Ambitions for the final product are candidly spelled out in an agency report: "The FBI recognizes a need to collect as much biometric data as possible within information technology systems, and to make this information accessible to all levels of law enforcement, including International agencies." (A stack of documents related to NGI was obtained by the Center for Constitutional Rights and others after a FOIA lawsuit.) 

It'll be "Bigger -- Better -- Faster," the FBI brags on their Web site. Unsurprisingly, civil libertarians have concerns about the privacy ramifications of a bigger, better, faster way to track Americans using their body parts.

"NGI will expand the type and breadth of information FBI keeps on all of us," says Sunita Patel of the Center for Constitutional Rights. "There should be a balance between gathering information for law enforcement, and gathering information for its own sake."

Here are 5 things you should probably know about NGI:

1. Face Recognition

This month, the FBI is giving police departments in 4 states access to face recognition technology that lets them search the agency's mugshot database with only an image of a face. Police can repay the favor by feeding the FBI mugshots they collect from local arrests, bulking up the agency's database with images of more and more people.

The face recognition pilot program is supposed to expand to police departments across the country by 2014. When it's fully operational, the FBI expects its database to contain as many records of faces as there are fingerprints in the current database -- about 70 million, reports Nextgov.com. The agency's optimism seems warranted. If most local police departments are agreeable about information-sharing NGI can vacuum up images from all over the country. 

The problem with that, civil libertarians point out, is that anyone's picture can end up in the database, regardless of whether or not they've committed a crime. Mug shots get snapped when people are arrested, and unlike a fingerprint -- which requires either arrest or consent to a background check -- a face could potentially be captured and fed into a database from anywhere. 

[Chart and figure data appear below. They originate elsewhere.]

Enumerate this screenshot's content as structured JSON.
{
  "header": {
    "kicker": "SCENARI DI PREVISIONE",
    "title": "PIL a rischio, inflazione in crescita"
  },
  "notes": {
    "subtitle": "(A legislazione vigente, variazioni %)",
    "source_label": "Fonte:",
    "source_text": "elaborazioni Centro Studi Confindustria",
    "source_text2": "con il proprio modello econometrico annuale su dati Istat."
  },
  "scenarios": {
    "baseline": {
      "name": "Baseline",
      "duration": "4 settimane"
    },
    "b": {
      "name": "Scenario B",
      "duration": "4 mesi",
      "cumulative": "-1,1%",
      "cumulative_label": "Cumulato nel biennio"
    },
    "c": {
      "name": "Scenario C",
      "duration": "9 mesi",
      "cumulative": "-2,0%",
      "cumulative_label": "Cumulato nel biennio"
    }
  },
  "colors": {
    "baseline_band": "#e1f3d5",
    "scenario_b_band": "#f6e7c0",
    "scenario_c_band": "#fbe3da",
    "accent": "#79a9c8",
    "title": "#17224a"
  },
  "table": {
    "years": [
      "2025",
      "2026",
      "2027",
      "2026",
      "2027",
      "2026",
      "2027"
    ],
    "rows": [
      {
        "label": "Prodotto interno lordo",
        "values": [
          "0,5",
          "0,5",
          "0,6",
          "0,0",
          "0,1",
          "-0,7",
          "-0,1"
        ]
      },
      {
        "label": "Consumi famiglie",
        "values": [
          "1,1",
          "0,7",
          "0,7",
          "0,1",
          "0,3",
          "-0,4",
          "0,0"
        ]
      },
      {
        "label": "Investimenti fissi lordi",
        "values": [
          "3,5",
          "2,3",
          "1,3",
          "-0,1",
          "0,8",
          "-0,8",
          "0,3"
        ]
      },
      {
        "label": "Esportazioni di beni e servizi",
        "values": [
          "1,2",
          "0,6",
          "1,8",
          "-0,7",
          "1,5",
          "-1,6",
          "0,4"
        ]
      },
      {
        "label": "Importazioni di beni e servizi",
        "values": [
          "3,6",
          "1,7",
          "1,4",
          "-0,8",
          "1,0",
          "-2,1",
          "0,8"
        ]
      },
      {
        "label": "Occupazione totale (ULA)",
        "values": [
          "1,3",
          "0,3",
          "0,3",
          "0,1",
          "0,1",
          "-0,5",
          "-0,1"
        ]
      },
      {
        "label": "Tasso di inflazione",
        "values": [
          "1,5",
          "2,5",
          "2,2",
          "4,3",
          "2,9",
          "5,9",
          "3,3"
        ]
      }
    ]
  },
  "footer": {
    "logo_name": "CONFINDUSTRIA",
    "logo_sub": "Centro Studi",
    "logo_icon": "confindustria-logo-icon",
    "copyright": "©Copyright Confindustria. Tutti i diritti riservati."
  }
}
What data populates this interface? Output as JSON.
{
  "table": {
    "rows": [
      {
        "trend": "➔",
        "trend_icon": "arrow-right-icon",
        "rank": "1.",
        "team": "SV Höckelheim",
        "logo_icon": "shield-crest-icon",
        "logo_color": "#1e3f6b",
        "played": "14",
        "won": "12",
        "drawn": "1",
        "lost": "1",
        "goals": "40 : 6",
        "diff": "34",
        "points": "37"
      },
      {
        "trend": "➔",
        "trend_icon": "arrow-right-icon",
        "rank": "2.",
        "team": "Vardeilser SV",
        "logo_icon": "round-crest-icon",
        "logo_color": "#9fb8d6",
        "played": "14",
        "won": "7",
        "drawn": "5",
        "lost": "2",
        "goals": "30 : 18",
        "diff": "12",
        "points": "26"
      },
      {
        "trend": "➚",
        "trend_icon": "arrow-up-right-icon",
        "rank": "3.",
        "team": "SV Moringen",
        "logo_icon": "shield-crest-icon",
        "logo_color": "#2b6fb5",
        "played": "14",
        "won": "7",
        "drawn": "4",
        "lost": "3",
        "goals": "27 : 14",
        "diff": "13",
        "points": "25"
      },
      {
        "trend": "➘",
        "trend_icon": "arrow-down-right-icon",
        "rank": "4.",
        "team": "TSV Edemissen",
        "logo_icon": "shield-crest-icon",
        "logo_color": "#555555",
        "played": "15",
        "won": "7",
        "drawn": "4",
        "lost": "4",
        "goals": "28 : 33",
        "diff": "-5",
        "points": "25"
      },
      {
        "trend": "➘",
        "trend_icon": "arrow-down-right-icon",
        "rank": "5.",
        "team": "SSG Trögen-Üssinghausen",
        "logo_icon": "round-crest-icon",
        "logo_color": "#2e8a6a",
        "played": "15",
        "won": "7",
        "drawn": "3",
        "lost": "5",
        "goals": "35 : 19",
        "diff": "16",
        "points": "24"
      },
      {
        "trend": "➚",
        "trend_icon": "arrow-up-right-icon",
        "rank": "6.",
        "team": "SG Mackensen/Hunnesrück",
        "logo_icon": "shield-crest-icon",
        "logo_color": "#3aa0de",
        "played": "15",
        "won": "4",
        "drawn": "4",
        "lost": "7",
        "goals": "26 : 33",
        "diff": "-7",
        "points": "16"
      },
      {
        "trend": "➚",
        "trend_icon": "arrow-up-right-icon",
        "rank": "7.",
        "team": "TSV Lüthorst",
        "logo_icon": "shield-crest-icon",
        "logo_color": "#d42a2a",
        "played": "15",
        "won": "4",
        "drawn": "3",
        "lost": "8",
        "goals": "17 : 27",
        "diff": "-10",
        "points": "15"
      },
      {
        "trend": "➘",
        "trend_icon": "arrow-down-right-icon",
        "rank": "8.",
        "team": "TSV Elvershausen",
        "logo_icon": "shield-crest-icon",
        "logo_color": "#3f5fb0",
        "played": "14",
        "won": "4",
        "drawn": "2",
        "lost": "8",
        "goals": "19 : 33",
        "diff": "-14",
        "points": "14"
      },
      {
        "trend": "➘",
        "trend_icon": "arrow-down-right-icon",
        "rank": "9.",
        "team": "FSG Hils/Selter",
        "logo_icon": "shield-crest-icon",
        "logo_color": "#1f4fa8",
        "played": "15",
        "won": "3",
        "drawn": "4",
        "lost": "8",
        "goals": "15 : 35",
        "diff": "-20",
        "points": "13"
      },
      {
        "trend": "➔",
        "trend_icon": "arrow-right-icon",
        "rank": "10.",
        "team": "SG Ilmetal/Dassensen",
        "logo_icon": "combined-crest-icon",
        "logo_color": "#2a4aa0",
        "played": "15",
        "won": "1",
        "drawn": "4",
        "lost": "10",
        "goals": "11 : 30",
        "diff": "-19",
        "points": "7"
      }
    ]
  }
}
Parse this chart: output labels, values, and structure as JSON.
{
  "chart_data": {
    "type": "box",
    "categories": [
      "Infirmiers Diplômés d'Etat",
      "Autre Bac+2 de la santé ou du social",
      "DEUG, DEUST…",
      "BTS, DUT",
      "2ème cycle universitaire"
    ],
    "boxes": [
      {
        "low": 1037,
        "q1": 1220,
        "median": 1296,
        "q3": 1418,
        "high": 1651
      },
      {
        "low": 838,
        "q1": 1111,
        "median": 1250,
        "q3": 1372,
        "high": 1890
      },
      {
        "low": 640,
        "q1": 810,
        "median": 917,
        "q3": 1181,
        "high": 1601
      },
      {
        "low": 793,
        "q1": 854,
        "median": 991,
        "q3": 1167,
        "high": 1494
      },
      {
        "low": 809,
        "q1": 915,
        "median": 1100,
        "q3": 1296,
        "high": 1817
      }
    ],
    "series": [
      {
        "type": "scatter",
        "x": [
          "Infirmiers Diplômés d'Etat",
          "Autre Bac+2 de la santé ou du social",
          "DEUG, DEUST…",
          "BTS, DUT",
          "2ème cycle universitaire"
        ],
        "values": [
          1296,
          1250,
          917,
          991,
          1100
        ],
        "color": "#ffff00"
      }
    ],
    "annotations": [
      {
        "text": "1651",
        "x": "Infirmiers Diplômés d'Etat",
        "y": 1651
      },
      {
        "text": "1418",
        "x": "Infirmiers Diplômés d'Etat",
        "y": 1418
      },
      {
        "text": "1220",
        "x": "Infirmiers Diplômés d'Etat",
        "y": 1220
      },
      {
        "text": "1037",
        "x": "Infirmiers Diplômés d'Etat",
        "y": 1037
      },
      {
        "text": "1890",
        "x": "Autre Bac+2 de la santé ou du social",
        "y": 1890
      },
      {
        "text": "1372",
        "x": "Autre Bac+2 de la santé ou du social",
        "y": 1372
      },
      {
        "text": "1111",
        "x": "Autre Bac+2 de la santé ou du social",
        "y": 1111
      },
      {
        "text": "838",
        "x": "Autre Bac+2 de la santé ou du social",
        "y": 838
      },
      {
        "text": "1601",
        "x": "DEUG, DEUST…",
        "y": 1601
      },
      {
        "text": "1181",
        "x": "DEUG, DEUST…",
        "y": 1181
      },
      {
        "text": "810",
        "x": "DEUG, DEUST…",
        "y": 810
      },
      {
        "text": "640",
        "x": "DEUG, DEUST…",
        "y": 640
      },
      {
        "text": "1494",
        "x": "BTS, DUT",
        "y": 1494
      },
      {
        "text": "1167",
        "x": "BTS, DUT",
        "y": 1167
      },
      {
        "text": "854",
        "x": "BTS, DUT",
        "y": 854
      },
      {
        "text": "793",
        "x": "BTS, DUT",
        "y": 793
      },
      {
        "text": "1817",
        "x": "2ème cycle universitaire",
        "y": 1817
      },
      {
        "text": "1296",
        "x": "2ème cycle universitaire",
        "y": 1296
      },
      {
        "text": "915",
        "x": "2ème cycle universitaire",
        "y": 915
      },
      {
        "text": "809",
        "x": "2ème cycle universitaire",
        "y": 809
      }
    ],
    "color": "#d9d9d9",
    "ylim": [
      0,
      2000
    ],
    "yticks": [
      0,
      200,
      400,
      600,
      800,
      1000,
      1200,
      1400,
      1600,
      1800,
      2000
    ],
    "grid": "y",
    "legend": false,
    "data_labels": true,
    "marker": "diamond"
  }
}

"Anybody walking around could potentially be entered," Jennifer Lynch, a staff attorney at the Electronic Frontier Foundation, tells AlterNet. "Just the fact that those images can be taken surreptitiously raises concerns. If someone takes your fingerprints, you know. But in the face recognition context, it's possible for law enforcement to collect that data without knowledge." The millions of private and public security cameras all over the country would certainly provide a fruitful source for images, Lynch points out. 

Going out in public naturally entails the risk that someone will see what you're doing or take your picture. Law enforcement officials angling for looser surveillance rules often deploy the argument that what people do in public is inherently not private. (It's also been used in recent debates over whether it's legal for police to put a GPS tracking device on someone's car without a warrant.) But privacy advocates counter that modern surveillance technology goes so far beyond the human eye, which obviously has neither the capacity to track someone's location for days (GPS) or store their image in a database (video surveillance, face recognition) that traditional distinctions between public and private don't really apply.